Stronie sowieckiej bardzo zależało na szybkim zajęciu Lwowa. Wszak w oddziałach, które znalazły się pod Lwowem byli jeszcze dowódcy i żołnierze pamiętający rok 1920, kiedy to 1 Konna Armia Budionnego nie zdołała zdobyć tego polskiego miasta. Nie przywiązywali więc wagi do sformułowań protokołu, bo nie mieli zamiaru go realizować. Nie było to zresztą pierwsze wiarołomstwo Sowietów,

22.IX po południu rozpoczęła się sowiecka okupacja Lwowa. Wraz z oddziałami liniowymi wkroczyły służby i funkcjonariusze NKWD. Ich pastwą pierwsi padli oficerowie, którzy mieli opuścić miasto — starsi na samochodach, a młodsi w kolumnach. Na rogatce Łyczakowskiej otoczono ich kordonem i pieszo pognano do Tarnopola. Stamtąd zaś, po załadowaniu do wagonów bydlęcych, wywieziono do Rosji, głównie do Starobielska.
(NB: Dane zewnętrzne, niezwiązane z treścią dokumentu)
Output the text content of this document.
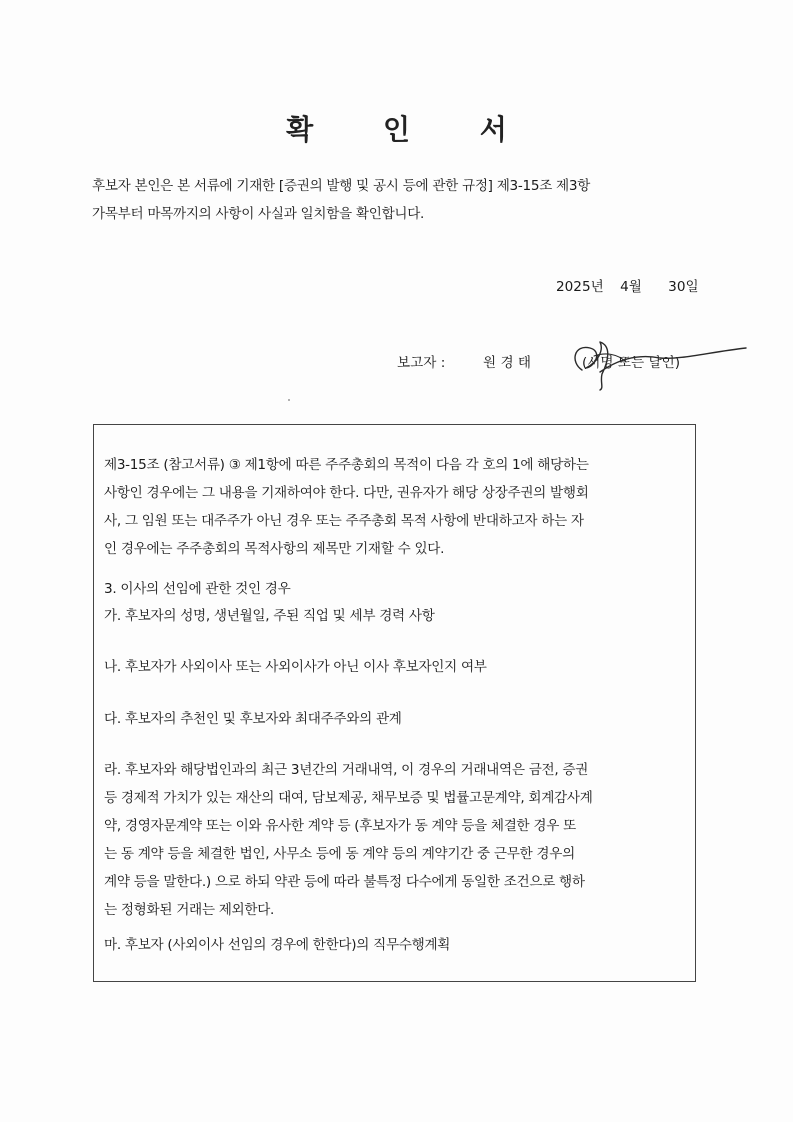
확 인 서
후보자 본인은 본 서류에 기재한 [증권의 발행 및 공시 등에 관한 규정] 제3-15조 제3항
가목부터 마목까지의 사항이 사실과 일치함을 확인합니다.
2025년 4월 30일
보고자 :	원 경 태	(서명 또는 날인)
제3-15조 (참고서류) ③ 제1항에 따른 주주총회의 목적이 다음 각 호의 1에 해당하는
사항인 경우에는 그 내용을 기재하여야 한다. 다만, 권유자가 해당 상장주권의 발행회
사, 그 임원 또는 대주주가 아닌 경우 또는 주주총회 목적 사항에 반대하고자 하는 자
인 경우에는 주주총회의 목적사항의 제목만 기재할 수 있다.
3. 이사의 선임에 관한 것인 경우
가. 후보자의 성명, 생년월일, 주된 직업 및 세부 경력 사항
나. 후보자가 사외이사 또는 사외이사가 아닌 이사 후보자인지 여부
다. 후보자의 추천인 및 후보자와 최대주주와의 관계
라. 후보자와 해당법인과의 최근 3년간의 거래내역, 이 경우의 거래내역은 금전, 증권
등 경제적 가치가 있는 재산의 대여, 담보제공, 채무보증 및 법률고문계약, 회계감사계
약, 경영자문계약 또는 이와 유사한 계약 등 (후보자가 동 계약 등을 체결한 경우 또
는 동 계약 등을 체결한 법인, 사무소 등에 동 계약 등의 계약기간 중 근무한 경우의
계약 등을 말한다.) 으로 하되 약관 등에 따라 불특정 다수에게 동일한 조건으로 행하
는 정형화된 거래는 제외한다.
마. 후보자 (사외이사 선임의 경우에 한한다)의 직무수행계획
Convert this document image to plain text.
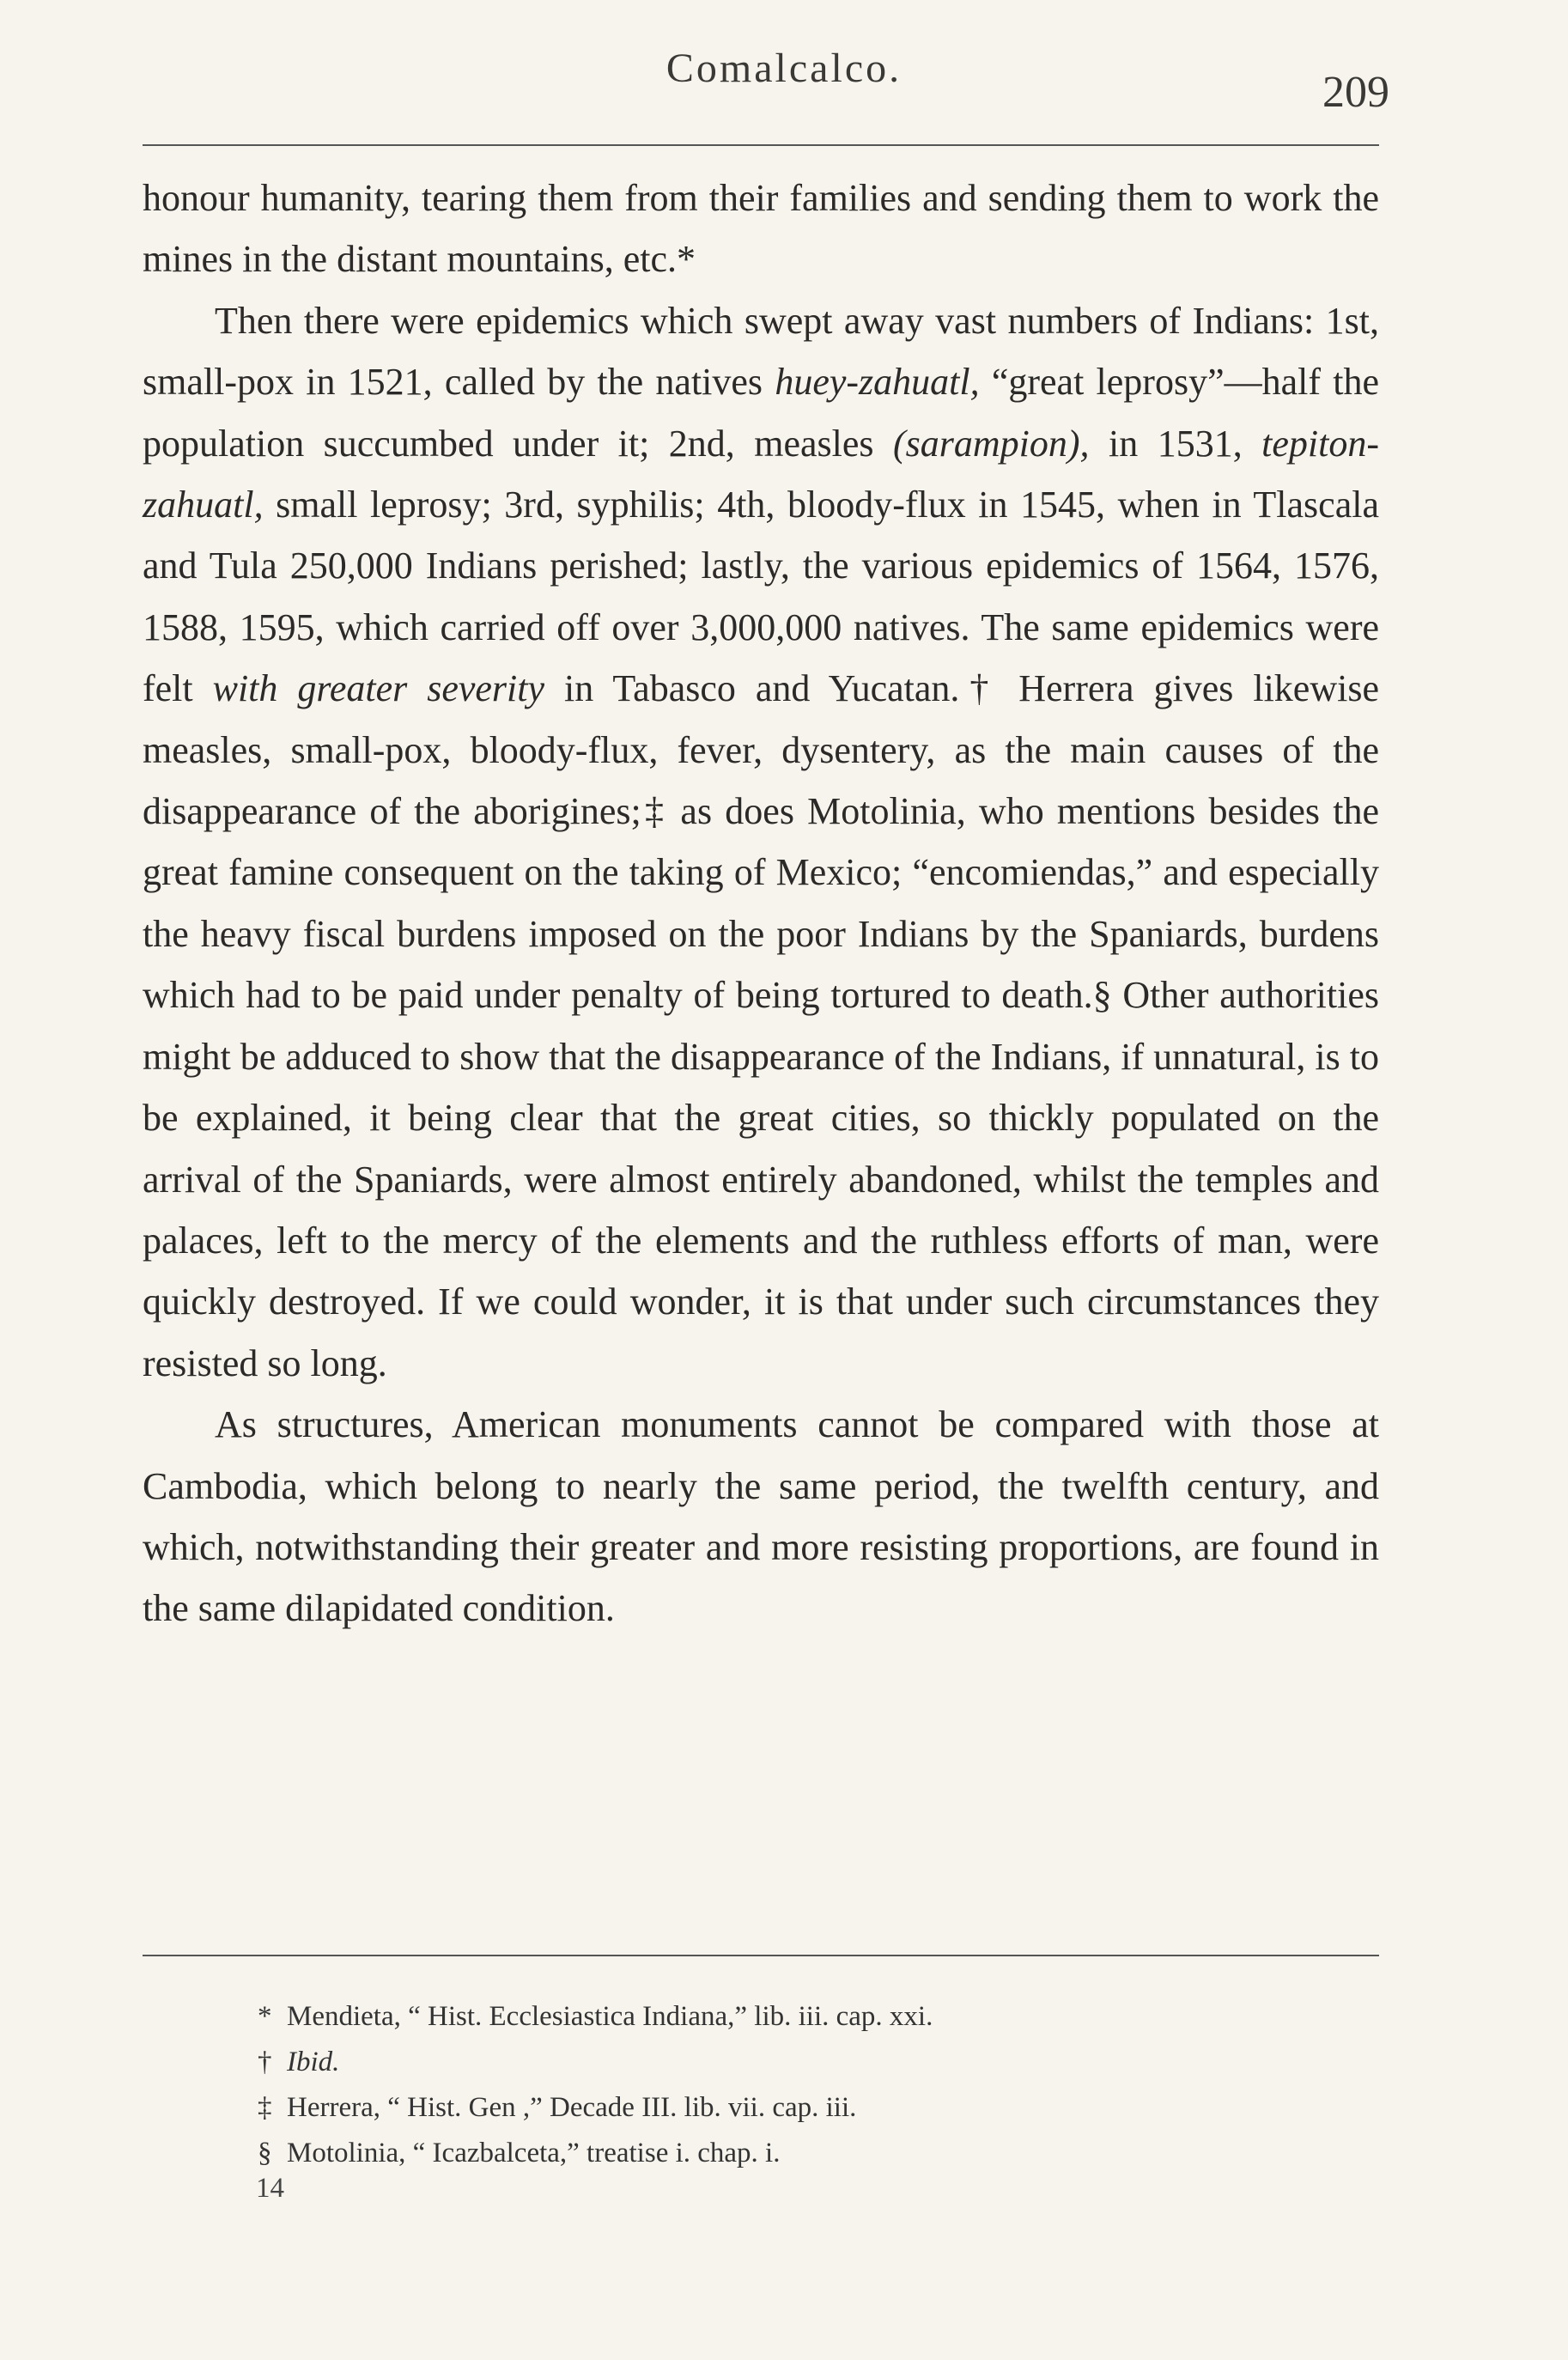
Comalcalco.	209

honour humanity, tearing them from their families and sending them to work the mines in the distant mountains, etc.*

Then there were epidemics which swept away vast numbers of Indians: 1st, small-pox in 1521, called by the natives huey-zahuatl, “great leprosy”—half the population succumbed under it; 2nd, measles (sarampion), in 1531, tepiton-zahuatl, small leprosy; 3rd, syphilis; 4th, bloody-flux in 1545, when in Tlascala and Tula 250,000 Indians perished; lastly, the various epidemics of 1564, 1576, 1588, 1595, which carried off over 3,000,000 natives. The same epidemics were felt with greater severity in Tabasco and Yucatan.† Herrera gives likewise measles, small-pox, bloody-flux, fever, dysentery, as the main causes of the disappearance of the aborigines;‡ as does Motolinia, who mentions besides the great famine consequent on the taking of Mexico; “encomiendas,” and especially the heavy fiscal burdens imposed on the poor Indians by the Spaniards, burdens which had to be paid under penalty of being tortured to death.§ Other authorities might be adduced to show that the disappearance of the Indians, if unnatural, is to be explained, it being clear that the great cities, so thickly populated on the arrival of the Spaniards, were almost entirely abandoned, whilst the temples and palaces, left to the mercy of the elements and the ruthless efforts of man, were quickly destroyed. If we could wonder, it is that under such circumstances they resisted so long.

As structures, American monuments cannot be compared with those at Cambodia, which belong to nearly the same period, the twelfth century, and which, notwithstanding their greater and more resisting proportions, are found in the same dilapidated condition.

* Mendieta, “ Hist. Ecclesiastica Indiana,” lib. iii. cap. xxi.
† Ibid.
‡ Herrera, “ Hist. Gen ,” Decade III. lib. vii. cap. iii.
§ Motolinia, “ Icazbalceta,” treatise i. chap. i.
14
Dziś, po latach, wiemy, że zostali zamordowani przez NKWD w Charkowie wiosną 1940 r. i pogrzebani w pobliskim lesie.
Dlatego niemcom nie zależało na zdobyciu Lwowa ponieważ w uzgodnieniach Mołotow-Beck Lwów miał należeć do sowieckiej strefy wpływów,i nie ma tutaj znaczenia te sześć dni poślizgu o których pisze kolega Horus,powtarzam Lwów nie miał żadnych szans na pozostanie w polskich rękach ani dnia dłużej niż założyli to sowieci.Wyciaganie na siłę dowodów o sensie walki za Lwów, za wszelką cenę, przy sytuacji militarnej tamtych dni jest nieuzasadnione.

flugzeug30

Post autor: flugzeug30 » sob lut 07, 2009 1:41 am

Tak nawiasem mówiąc, to 38 DPRez. dowodził płk Alojzy Wir- Konas, a nie gen. dyw. Kazimierz Fabrycy.

Moim zdaniem, lepiej było poddać Lwów Wehrmachtowi- nasi oficerowie z załogi miasta by nie zginęli w Katyniu i Charkowie, ale w oflagach doczekali by końca wojny.